This title suggests that I am about to tell you relevant things for managing to learn despite the threats bearing down on us all, but in fact it is a question.
I’m asking foremost for myself, both as a student (my final year, I think, thank the gods) and as a professor (this fall will bring the fourth group of Freshmen I’ll get to teach). I’ve realized over the last few years that I do not know what I have been building up toward; I cannot envision complacently taking up a faculty position at some college or other and going about my own life as if I were an isolated individual unaffected by the goings-on around me.
In the first place, our world is burning and those of us forced to exist within industrial capitalist societies are culpable for our complacency while the capitalist 1% are directly liable.
Second of all, at any moment any day, I may be shot dead, my body so ravaged by bullets that they’ll need samples of my father’s DNA to determine that the pulpy mass of decomposing material was in fact me—if not in a classroom, then in a supermarket, or as I’m walking down the street. If I and my entire small family happen to be together and are together shot dead, literally pulverized by bullets, whose DNA will they find to identify us?
Third, in the US we are being set alight by an oligarchic class determined to divide us and to maintain that divide: as a historian I know precisely where this leads, even if those orchestrating the rancor do not. It does not take two parties in agreement that they are at war; one group, convinced that they are actively under assault, certain of a truth that is only true if they believe it is true, and determined to defend themselves—that is all that is needed for a war to begin. Violence has already entered the political field, and the GOP has endorsed that violence as “legitimate political discourse.” We are about to go down a Roman path, one hundred years of civil war, or (perhaps better understood) the continuation of the American Civil War, since we have never resolved that conflict.
To what end, then, have I spent so many years working for a PhD? It is now absolutely meaningless. Paper diplomas are flammable. Whatever knowledge and skillsets I’ve accumulated are perishable, as liable to decay as the flesh that houses the neurons that maintain the cognition by which I’ve absorbed whatever fact or developed whatever skill.

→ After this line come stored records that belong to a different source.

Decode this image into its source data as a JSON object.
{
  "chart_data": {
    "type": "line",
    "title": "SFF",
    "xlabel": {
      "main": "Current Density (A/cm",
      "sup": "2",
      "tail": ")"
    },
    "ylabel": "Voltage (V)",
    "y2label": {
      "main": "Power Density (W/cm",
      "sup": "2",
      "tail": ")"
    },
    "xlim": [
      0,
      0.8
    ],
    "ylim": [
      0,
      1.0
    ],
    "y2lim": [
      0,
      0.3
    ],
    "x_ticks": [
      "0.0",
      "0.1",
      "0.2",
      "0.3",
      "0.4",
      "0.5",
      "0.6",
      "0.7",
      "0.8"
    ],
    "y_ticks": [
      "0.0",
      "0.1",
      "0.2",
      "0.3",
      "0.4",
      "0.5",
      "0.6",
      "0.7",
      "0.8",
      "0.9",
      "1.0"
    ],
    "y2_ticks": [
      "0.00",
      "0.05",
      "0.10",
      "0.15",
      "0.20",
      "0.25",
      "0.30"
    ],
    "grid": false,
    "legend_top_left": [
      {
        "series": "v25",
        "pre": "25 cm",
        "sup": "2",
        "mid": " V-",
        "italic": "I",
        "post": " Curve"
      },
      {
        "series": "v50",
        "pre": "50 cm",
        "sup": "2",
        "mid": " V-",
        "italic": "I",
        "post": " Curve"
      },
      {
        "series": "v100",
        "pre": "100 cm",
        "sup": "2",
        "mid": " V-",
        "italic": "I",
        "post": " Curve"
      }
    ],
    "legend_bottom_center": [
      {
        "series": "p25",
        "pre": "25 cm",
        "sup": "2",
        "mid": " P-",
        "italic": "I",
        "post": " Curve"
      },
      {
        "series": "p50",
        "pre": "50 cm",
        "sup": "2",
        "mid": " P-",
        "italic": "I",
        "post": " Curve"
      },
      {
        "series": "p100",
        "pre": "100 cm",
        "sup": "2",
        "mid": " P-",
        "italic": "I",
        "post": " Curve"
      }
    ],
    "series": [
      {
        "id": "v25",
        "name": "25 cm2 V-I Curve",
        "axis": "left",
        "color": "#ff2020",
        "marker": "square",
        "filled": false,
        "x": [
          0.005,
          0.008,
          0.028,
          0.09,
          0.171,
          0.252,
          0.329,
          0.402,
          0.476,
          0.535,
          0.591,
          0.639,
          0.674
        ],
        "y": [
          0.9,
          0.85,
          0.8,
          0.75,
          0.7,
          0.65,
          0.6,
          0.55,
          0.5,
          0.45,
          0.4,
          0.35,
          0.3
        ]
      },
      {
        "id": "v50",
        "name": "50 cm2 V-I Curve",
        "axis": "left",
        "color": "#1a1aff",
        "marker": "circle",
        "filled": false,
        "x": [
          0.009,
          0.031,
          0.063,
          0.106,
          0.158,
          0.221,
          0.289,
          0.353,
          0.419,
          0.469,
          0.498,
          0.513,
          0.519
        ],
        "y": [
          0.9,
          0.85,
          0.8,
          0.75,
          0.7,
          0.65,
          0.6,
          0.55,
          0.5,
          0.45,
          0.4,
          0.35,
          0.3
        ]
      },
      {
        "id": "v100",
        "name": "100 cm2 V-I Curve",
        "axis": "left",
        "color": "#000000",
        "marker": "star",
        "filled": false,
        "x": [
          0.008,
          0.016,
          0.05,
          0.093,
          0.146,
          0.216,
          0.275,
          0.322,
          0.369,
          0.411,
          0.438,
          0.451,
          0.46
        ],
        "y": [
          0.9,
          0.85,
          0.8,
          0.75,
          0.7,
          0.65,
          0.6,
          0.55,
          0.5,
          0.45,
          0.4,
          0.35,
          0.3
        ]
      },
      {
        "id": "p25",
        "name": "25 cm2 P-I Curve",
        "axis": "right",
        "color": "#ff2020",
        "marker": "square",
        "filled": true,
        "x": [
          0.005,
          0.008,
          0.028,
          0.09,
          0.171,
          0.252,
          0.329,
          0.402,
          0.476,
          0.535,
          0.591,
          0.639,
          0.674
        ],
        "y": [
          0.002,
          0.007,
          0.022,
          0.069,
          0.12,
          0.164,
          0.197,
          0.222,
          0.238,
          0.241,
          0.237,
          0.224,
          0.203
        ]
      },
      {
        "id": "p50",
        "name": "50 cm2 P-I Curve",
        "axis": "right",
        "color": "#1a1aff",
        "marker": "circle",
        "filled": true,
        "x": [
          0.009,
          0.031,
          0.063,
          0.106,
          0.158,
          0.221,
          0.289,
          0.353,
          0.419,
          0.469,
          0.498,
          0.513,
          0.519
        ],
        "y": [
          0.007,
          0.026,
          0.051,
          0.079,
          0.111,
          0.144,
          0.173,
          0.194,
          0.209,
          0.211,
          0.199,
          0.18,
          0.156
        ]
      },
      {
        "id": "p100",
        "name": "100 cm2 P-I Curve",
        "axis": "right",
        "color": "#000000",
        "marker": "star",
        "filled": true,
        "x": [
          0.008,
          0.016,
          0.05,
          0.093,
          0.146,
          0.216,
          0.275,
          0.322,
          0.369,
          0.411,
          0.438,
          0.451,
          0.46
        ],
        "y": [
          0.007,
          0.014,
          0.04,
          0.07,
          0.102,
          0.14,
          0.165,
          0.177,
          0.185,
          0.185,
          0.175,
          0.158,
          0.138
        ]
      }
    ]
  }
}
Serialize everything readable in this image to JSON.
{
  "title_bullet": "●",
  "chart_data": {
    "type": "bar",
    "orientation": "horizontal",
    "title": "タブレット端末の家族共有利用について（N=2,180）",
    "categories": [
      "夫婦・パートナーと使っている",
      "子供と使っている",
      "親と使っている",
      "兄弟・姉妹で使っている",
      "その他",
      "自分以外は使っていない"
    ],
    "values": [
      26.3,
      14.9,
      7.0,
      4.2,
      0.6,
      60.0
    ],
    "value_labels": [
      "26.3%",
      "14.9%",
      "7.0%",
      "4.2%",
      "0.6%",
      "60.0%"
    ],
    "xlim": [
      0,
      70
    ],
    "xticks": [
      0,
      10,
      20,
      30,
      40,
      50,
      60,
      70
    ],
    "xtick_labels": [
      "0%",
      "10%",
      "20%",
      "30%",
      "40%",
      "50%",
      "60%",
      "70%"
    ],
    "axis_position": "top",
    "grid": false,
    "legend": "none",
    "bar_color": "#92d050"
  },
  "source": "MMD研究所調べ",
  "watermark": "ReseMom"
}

So, to what end, then, can I in good faith lead anyone down this meaningless path when everything is being torn apart? What words am I to use to encourage my undergraduates when I and all those with any sense of what’s happening are so thoroughly demoralized?
I know we can be better than we are. I know it. We do not have to live like this. We must immediately demand better of our leaders, and if they will not act with urgency, then they must be removed from their offices and those of us who understand fully what is happening must rush to unseat them. This is not an age issue: Bernie Sanders is rather old, after all.
Anyone who knows what is happening but chooses cynically to sit on the sidelines is failing themselves, their communities, their species and the planet that bore them. We must learn that we cannot learn under threat. We must ourselves give up complaining and take action.
I hope to see all of you, dear readers, soon entering into politics. May we all get along like a room full of progressives and leftists with the collegiality of Republicans at a cocktail party; but however we get on, let us all do what we can now to foreclose what we know is coming if we do nothing other than complain that no one is doing anything.